Against this backdrop, comes information from all over the world, of the successful use of an inexpensive and humble drug, ivermectin, around for about 35 years and hence relatively safe and long used in the treatment of, amongst others, scabies, but now, in the context of the Covid-19, advocated for use in preventing infection or for therapeutic purposes.


I have, to-date, hosted 2 webinars on the subject of the Covid-19 vaccines and protocols that may be adopted to strengthen the immune system pending receiving the vaccine. In the course of these discussions, use of ivermectin was touched upon.

In the second webinar, one of the doctors confirmed that clinical trials of the drug, ivermectin, were being conducted at the Sg Buloh Hospital, but he was not aware of the stage at which these trials had reached.

Upon inquiry from sources, I was told that the clinical trials by MOH were awaiting ethics approval.

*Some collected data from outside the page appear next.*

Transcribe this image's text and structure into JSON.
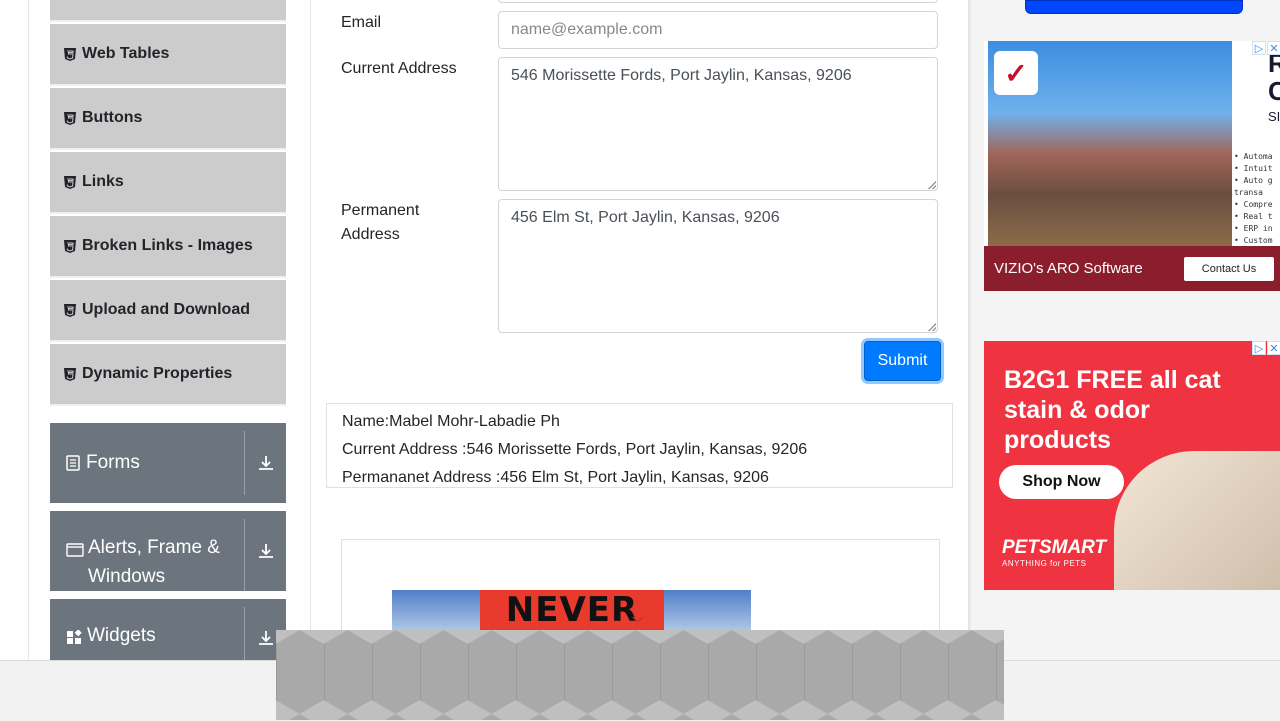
{
  "sidebar": {
    "elements_items": [
      {
        "label": "Web Tables"
      },
      {
        "label": "Buttons"
      },
      {
        "label": "Links"
      },
      {
        "label": "Broken Links - Images"
      },
      {
        "label": "Upload and Download"
      },
      {
        "label": "Dynamic Properties"
      }
    ],
    "groups": [
      {
        "label": "Forms"
      },
      {
        "label": "Alerts, Frame & Windows"
      },
      {
        "label": "Widgets"
      }
    ]
  },
  "form": {
    "email_label": "Email",
    "email_placeholder": "name@example.com",
    "current_address_label": "Current Address",
    "current_address_value": "546 Morissette Fords, Port Jaylin, Kansas, 9206",
    "permanent_address_label": "Permanent Address",
    "permanent_address_value": "456 Elm St, Port Jaylin, Kansas, 9206",
    "submit_label": "Submit"
  },
  "output": {
    "name_line": "Name:Mabel Mohr-Labadie Ph",
    "current_line": "Current Address :546 Morissette Fords, Port Jaylin, Kansas, 9206",
    "permanent_line": "Permananet Address :456 Elm St, Port Jaylin, Kansas, 9206"
  },
  "ads": {
    "ad1_bar_text": "VIZIO's ARO Software",
    "ad1_button": "Contact Us",
    "ad1_partial_big": "R\nC",
    "ad1_partial_small": "SI",
    "ad1_bullets": [
      "• Automa",
      "• Intuit",
      "• Auto g",
      "  transa",
      "• Compre",
      "• Real t",
      "• ERP in",
      "• Custom"
    ],
    "ad2_headline": "B2G1 FREE all cat stain & odor products",
    "ad2_button": "Shop Now",
    "ad2_brand": "PETSMART",
    "ad2_tagline": "ANYTHING for PETS",
    "never_text": "NEVER"
  },
  "colors": {
    "primary": "#007bff",
    "sidebar_item": "#cccccc",
    "group_bg": "#6c757d",
    "ad2_red": "#ef3340"
  }
}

As such, given that the vaccines do not protect against infection, as candidly acknowledged by both KJ and the health DG, plus the possibility that ivermectin may be an effective preventive and therapeutic drug and is said to be undergoing trials by MOH, it would,, in my view, be both wrong and immoral to make the vaccine mandatory.

Maria Chin, I am a registered voter in PJ.

Yes, one of your constituents.

I have 2 things to ask of you as my elected parliamentarian.

First, to put the following questions to the minister of health :

“Is the health ministry conducting clinical trials of ivermectin? If so, what stage are the trials at and when can a report on safety and efficacy of the same be made public? If no trials have commenced, why not?

Second, when will you hold an online town hall meeting with the voters of PJ?